Our client was a 43-year-old wife and mother of two young children. She was also a business analyst at Central 1. Addressing her injuries, the Court stated:

[140] Ms. Mak has suffered soft tissue injuries to her neck, shoulders, low back, and wrist. Her pain is flared from lifting, household chores, hiking, kayaking, badminton, running, and is worse when she attempts to do computer work for long hours. It is hard for her to sit for long road trips or flights. The pain wakes her up at night, and her sleep is not refreshing. The pain and sleeplessness is a cycle.

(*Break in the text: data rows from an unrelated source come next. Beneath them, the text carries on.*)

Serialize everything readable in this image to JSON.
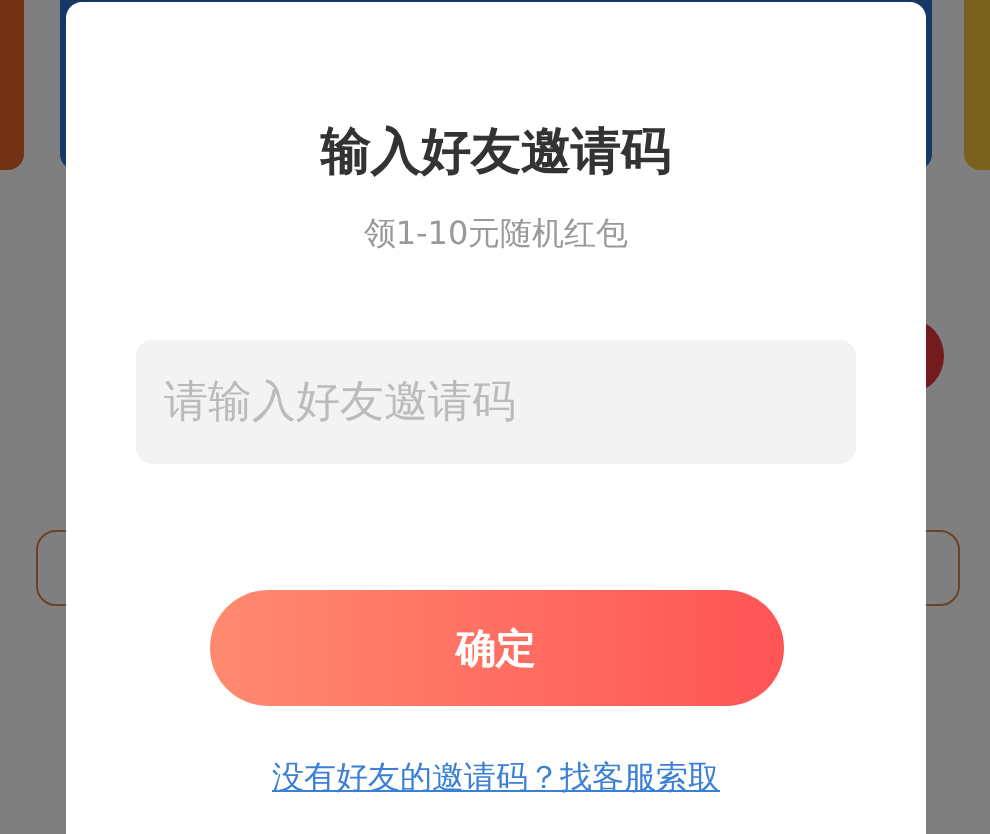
{
  "dialog": {
    "title": "输入好友邀请码",
    "subtitle": "领1-10元随机红包",
    "input": {
      "placeholder": "请输入好友邀请码"
    },
    "confirm_button": "确定",
    "help_link": "没有好友的邀请码？找客服索取"
  }
}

The expert physiatrist for ICBC claimed that our client’s limitations resulted from being scared of getting hurt and argued that pain has to be actively injuring a person further before they can limit their work or social life. The Court made short shrift of this argument as follows:

[94] Dr. Acharya’s opinion on the relationship between pain and limitations would lead to the conclusion that a person who has chronic pain syndrome must endure constant flare-ups of pain at a significant detriment to their quality of life simply because they are not further damaging their muscles and ligaments. With respect, this conclusion cannot be correct. While pain is undoubtedly subjective, it is real and the effect it has on people’s lives cannot be ignored. It is reasonable to expect an injured person to engage in activities, even where they cause some pain. It is not reasonable to dismiss the impact that pain can have entirely.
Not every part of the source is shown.